Tereza Ruller is an Amsterdam-based independent designer and co-founder of The Rodina, a graphic design studio. She experiments with multimedia art strategies in the field of graphic design and investigates theoretical frameworks around bodies, labor, surface, and action. Her studio invents ways in which experience, knowledge, and relations are produced and preserved. The Rodina works primarily with cultural clients such as Harvard Graduate School of Design (USA), Sonic Acts Foundation (NL), and Hyundai Card Library Soul (KR). Ruller is an educator at Design Academy Eindhoven. She exhibits and lectures internationally, including at CalArts (USA), Cooper Union (USA), and ZHDK (CH).

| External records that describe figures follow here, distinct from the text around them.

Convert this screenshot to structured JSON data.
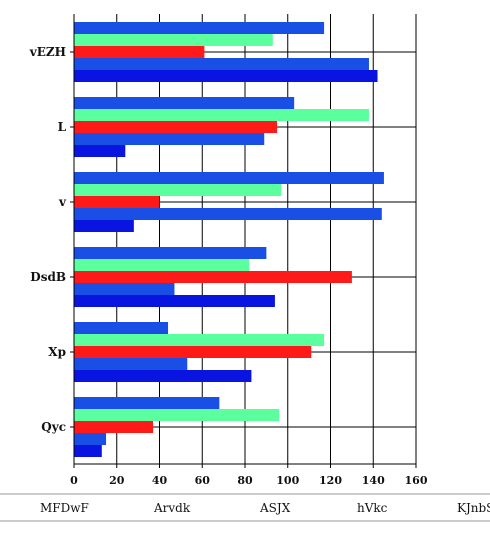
{
  "chart_data": {
    "type": "bar",
    "orientation": "horizontal",
    "categories": [
      "vEZH",
      "L",
      "v",
      "DsdB",
      "Xp",
      "Qyc"
    ],
    "series": [
      {
        "name": "MFDwF",
        "color": "#1a4fe6",
        "values": [
          117,
          103,
          145,
          90,
          44,
          68
        ]
      },
      {
        "name": "Arvdk",
        "color": "#5cff9d",
        "values": [
          93,
          138,
          97,
          82,
          117,
          96
        ]
      },
      {
        "name": "ASJX",
        "color": "#ff1a1a",
        "values": [
          61,
          95,
          40,
          130,
          111,
          37
        ]
      },
      {
        "name": "hVkc",
        "color": "#1a4fe6",
        "values": [
          138,
          89,
          144,
          47,
          53,
          15
        ]
      },
      {
        "name": "KJnbS",
        "color": "#0a14e0",
        "values": [
          142,
          24,
          28,
          94,
          83,
          13
        ]
      }
    ],
    "xticks": [
      "0",
      "20",
      "40",
      "60",
      "80",
      "100",
      "120",
      "140",
      "160"
    ],
    "xlim": [
      0,
      160
    ],
    "grid": true,
    "legend": "bottom"
  }
}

Murtaza Vali is a critic, curator and art historian based in Brooklyn and Sharjah. A recipient of a 2011 Creative Capital | Warhol Foundation Arts Writers Grant for Short-Form Writing, he regularly contributes to art periodicals and publications for non-profit institutions and commercial galleries. Vali is also an Adjunct Curator at the Jameel Arts Centre in Dubai, where he curated the widely acclaimed inaugural group exhibition Crude, which explored the relationship between oil and modernity across West Asia. A Visiting Instructor at Pratt Institute, Brooklyn, he is also a Lead Tutor of Campus Art Dubai.
About FRONT International
Launched in 2018, FRONT International: Cleveland Triennial for Contemporary Art is a triennial exhibition comprised of artist commissions, performances, films, and public programs that takes place across Northeast Ohio. Its inaugural edition, An American City, was curated by Artistic Director Michelle Grabner and generating over 90,000 visitors from more than 25 countries, brought $31 million in new economic activity.
Oh, Gods of Dust and Rainbows, the second iteration of FRONT International, will run from July 17 through October 2, 2021. Building on the success of the first edition, FRONT 2021 will further the Triennial’s commitment to stimulating new and sustained cultural conversations within the region.